Réflexions sur le domaine de l’édition

« L’humanité n’offre rien de nouveau. Son irrémédiable misère m’a empli d’amertume, dès ma jeunesse. Aussi, maintenant, n’ai-je aucune désillusion. » Voilà ce que ce vieil ours de Flaubert écrivit un jour à George Sand, et ce propos cynique prend son sens si l’on compare l’entrée de l’écrivain dans le milieu de l’édition au passage de l’enfance à l’âge adulte. Les nouveaux auteurs fraichement arrivés sur le terrain sont pleins d’attentes diverses et variées, mais celles-ci se confrontent rapidement aux réalités du métier. Il existe une sorte de ratio dans l’édition littéraire qui veut que sur dix ouvrages publiés, seulement trois dépassent le seuil de rentabilité ; la revue à la baisse des espérances de vente d’un auteur est par conséquent inévitable.
Les écrivains gagnant leur vie au Québec par la seule force de leur plume sont une dizaine tout au plus. Aussi certains écrivains se voient-ils dans l’obligation de cumuler un autre emploi pour subsister, tandis que d’autres vont aborder l’écriture comme un second métier. On se retrouve alors avec des écrivains-garçons de café et des professeurs-écrivains, tout dépend du parcours professionnel.

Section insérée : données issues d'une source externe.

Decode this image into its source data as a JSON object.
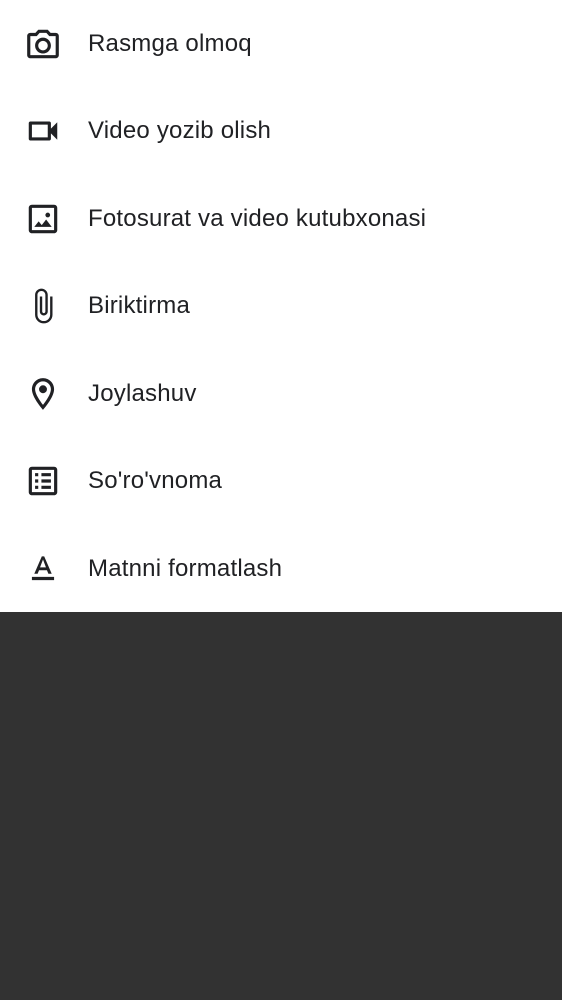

L’écrivain nouvellement publié hérite de l’étiquette d’auteur ; il sort de sa solitude où le tient le processus d’écriture pour se retrouver face au public, sans carapace devant la critique et son propre regard : celui qui fait le plus mal. La particularité du livre est que la réception n’en est jamais garantie. C’est ce que découvre l’auteur lors des trois ou quatre mois d’angoisse qui avoisinent le moment de la publication du premier roman. « Quatre ans pour écrire un livre, quatre lignes pour l’anéantir » : Albert Camus résumait très bien le pouvoir qu’exerce la critique sur la réception. Il existe en effet une forte pression des médias de masse sur la figure de l’auteur. Celle-ci vient de leur attachement à l’image de l’auteur plus qu’à son texte, du sensationnalisme, et d’une volonté de sans cesse dénicher l’événement médiatique : la « saveur de la semaine », autant de facteurs avec lesquels l’auteur et l’éditeur doivent jouer pour obtenir la reconnaissance qu’ils souhaitent. La visibilité de l’auteur, sa capacité à être repérable dans l’offre, ont en effet une relation directe avec les ventes de son livre, et il va sans dire qu’un passage à Tout le monde en parle a des répercussions positives en termes chiffrés. Dans l’heureux cas où le livre serait un succès en librairie, il existe malgré tout un effet pervers à cette réussite que Samuel Archibald (auteur d’Arvida, Prix des libraires 2012) confiait au Délit lors du Salon du Livre de Montréal : « Le paradoxe du livre qui marche bien, c’est que tu n’écris plus ». Le succès est aujourd’hui chronophage et l’obligation de faire de la promotion nuit à la quiétude souvent désirée pour la création. Ainsi, l’éditeur et son auteur se retrouvent parfois à faire plus de service après vente que de production littéraire, ce qui les force à se positionner selon leur volonté de reconnaissance, symbolique ou bien strictement économique.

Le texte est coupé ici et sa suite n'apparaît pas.